Le protocole, dans ce schéma, devient une machine à fabriquer l’étouffement. Les règles d’horaires, de couleurs, d’usage et de répétition des toilettes, surveillées et consignées, dessinent une cour panoptique : « Jamais seule » ; « Deux cent vingt-neuf dames de qualité appartenant aux vingt-trois familles les plus prestigieuses de l’Empire » circulent et observent.

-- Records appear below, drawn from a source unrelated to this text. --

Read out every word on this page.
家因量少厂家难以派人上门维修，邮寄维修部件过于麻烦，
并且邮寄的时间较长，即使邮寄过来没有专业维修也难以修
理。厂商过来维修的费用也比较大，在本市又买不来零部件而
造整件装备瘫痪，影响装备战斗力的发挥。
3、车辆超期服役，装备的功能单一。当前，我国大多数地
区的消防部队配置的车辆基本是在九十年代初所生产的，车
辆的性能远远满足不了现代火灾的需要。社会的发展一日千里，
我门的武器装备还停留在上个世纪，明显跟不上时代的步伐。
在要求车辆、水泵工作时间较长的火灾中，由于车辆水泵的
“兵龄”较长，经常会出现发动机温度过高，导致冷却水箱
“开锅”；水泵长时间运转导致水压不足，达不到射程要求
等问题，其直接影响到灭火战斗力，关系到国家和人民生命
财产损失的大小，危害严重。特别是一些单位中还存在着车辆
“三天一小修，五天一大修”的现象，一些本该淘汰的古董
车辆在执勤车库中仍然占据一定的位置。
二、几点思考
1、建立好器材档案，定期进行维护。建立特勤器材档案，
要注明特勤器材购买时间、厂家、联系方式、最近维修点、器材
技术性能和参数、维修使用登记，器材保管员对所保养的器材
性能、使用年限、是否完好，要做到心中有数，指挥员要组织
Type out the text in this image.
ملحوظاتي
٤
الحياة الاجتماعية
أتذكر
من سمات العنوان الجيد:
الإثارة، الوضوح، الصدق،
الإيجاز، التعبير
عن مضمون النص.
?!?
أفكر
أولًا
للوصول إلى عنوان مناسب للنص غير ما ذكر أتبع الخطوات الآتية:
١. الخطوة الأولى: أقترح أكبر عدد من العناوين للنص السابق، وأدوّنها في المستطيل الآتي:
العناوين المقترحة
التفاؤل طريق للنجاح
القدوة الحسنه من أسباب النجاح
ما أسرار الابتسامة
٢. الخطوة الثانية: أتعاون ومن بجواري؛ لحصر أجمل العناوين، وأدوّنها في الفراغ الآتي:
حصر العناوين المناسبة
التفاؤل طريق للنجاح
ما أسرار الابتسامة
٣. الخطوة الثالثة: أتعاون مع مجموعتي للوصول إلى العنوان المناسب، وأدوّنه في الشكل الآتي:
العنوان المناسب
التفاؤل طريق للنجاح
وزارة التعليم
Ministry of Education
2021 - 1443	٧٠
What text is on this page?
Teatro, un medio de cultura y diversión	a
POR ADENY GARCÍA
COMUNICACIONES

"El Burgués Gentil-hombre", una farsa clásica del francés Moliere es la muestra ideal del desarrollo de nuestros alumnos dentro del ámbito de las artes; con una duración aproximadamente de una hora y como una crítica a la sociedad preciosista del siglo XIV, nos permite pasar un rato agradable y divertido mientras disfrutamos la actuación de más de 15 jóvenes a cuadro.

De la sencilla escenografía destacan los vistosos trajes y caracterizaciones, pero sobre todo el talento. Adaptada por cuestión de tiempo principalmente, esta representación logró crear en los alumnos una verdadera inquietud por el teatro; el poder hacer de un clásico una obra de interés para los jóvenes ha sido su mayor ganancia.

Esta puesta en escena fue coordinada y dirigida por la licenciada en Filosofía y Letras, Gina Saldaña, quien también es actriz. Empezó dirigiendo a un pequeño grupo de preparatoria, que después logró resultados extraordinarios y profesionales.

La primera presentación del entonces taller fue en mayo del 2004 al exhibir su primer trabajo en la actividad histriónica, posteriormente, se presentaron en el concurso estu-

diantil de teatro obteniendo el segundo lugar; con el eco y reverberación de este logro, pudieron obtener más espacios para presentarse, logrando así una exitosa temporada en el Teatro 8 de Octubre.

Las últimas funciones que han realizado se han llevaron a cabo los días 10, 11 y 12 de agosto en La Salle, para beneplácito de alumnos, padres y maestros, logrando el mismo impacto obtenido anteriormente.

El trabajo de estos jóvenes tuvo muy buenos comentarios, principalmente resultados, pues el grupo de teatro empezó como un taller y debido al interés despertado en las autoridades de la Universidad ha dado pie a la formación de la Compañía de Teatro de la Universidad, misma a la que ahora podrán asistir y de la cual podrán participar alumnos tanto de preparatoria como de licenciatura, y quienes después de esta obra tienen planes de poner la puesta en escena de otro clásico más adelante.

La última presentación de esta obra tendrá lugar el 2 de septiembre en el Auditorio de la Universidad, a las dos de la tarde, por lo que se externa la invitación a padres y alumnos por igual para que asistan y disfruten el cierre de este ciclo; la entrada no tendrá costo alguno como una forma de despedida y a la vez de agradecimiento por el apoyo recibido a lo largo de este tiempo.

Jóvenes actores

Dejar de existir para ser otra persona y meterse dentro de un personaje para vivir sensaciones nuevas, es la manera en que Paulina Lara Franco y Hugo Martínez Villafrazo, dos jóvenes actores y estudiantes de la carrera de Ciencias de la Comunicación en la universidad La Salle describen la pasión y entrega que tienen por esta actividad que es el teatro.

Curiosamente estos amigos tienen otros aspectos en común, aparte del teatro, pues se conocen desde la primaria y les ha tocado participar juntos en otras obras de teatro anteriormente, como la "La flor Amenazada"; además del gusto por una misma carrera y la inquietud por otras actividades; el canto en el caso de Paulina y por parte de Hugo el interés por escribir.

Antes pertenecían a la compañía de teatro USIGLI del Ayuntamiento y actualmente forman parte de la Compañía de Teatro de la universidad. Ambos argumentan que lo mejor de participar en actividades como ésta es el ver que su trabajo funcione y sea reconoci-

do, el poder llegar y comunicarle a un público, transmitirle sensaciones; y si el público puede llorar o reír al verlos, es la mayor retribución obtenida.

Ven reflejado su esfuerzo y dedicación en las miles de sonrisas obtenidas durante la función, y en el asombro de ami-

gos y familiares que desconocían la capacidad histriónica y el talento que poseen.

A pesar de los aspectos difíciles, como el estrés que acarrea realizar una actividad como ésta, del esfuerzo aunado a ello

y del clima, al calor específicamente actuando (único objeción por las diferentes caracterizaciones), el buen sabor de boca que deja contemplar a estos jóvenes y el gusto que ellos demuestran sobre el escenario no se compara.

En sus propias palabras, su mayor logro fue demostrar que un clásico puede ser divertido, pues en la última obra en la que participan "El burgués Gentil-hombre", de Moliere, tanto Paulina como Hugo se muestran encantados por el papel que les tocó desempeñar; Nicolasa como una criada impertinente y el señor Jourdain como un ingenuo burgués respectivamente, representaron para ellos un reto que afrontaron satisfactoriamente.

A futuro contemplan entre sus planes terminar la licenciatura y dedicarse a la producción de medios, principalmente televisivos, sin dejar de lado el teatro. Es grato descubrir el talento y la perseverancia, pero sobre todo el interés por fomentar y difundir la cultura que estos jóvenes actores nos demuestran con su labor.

L’hostilité se lit aussi dans la langue, avec des formules administratives retournées en armes. Quand Élisabeth tranche, le texte note une phrase sèche, performative : « Cette règle est désormais sans objet. » L’épisode installe un motif récurrent : l’impératrice cherche des brèches, parfois minuscules, pour reprendre prise sur une existence encadrée.
La fuite, chez Vernet, ne relève pas d’un exotisme romantique : elle prend la forme d’une nécessité physiologique. Une scène de sortie à Vienne superpose l’architecture et l’angoisse : « Cinquante-quatre escaliers. Vingt-six corridors. » Le comptage organise une progression anxieuse, puis une respiration hors du palais. L’autrice met en scène l’oscillation entre crise et soulagement, au point d’en faire une dramaturgie de la survie.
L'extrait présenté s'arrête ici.